Nottingham Centre for Research on
Globalisation and Economic Policy (GEP)

GEP Research Paper 07/41

 

Exports and Productivity – Comparable Evidence for 14 Countries

 

The International Study Group on Exports and Productivity

Summary

We use comparable micro level panel data for 14 countries and similar empirical models to investigate the relationship between exports and productivity. Our results show that exporters are more productive than non-exporters; there is strong evidence in favour of self-selection but nearly no evidence in favour of the learning-by-exporting hypothesis. We find that countries that are more open and have more effective government report higher productivity premia.

 

Abstract

 

We use comparable micro level panel data for 14 countries and a set of identically specified empirical models to investigate the relationship between exports and productivity.
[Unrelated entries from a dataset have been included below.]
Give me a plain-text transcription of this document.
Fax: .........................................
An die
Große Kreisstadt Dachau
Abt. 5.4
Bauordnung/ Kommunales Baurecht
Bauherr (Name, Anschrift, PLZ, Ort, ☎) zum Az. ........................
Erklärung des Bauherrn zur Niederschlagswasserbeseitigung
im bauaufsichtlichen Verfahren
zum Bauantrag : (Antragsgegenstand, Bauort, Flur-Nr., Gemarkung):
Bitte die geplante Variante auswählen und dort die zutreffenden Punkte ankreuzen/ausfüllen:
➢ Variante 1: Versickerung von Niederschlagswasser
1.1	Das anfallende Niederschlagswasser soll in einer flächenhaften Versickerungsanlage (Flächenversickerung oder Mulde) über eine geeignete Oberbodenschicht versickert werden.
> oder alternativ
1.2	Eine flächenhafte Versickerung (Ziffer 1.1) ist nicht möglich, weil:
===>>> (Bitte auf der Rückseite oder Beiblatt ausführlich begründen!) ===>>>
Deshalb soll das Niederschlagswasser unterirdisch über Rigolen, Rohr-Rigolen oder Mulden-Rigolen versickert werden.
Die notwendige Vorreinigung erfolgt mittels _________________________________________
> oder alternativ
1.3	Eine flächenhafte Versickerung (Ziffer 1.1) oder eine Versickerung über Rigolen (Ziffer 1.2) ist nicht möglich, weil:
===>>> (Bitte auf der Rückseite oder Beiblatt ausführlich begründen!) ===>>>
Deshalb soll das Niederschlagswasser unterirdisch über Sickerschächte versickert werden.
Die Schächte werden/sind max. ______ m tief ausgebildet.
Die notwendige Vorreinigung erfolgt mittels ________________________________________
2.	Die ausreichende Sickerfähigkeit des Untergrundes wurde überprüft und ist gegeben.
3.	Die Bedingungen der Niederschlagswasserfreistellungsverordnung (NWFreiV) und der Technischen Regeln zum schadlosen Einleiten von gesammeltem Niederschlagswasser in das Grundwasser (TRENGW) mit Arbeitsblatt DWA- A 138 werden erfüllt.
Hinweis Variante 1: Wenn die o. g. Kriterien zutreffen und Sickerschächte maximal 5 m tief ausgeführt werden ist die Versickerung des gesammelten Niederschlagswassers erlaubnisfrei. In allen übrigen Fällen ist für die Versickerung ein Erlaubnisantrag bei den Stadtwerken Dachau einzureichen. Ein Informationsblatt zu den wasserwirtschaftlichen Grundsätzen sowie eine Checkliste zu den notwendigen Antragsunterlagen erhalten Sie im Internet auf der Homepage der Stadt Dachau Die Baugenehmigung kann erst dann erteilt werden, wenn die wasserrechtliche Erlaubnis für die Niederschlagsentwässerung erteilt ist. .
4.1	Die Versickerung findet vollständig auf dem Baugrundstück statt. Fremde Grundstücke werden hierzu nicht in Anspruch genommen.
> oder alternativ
Our overall results are in line with the big picture that is by now familiar from the literature: Exporters are more productive than non-exporters when observed and unobserved heterogeneity are controlled for, and these exporter productivity premia tend to increase with the share of exports in total sales; there is strong evidence in favour of self-selection of more productive firms into export markets, but nearly no evidence in favour of the learning-by-exporting hypothesis. We document that the exporter premia differ considerably across countries in identically specified empirical models. In a meta-analysis of our results we find that countries that are more open and have more effective government report higher productivity premia. However, the level of development per se does not appear to be an explanation for the observed cross-country differences.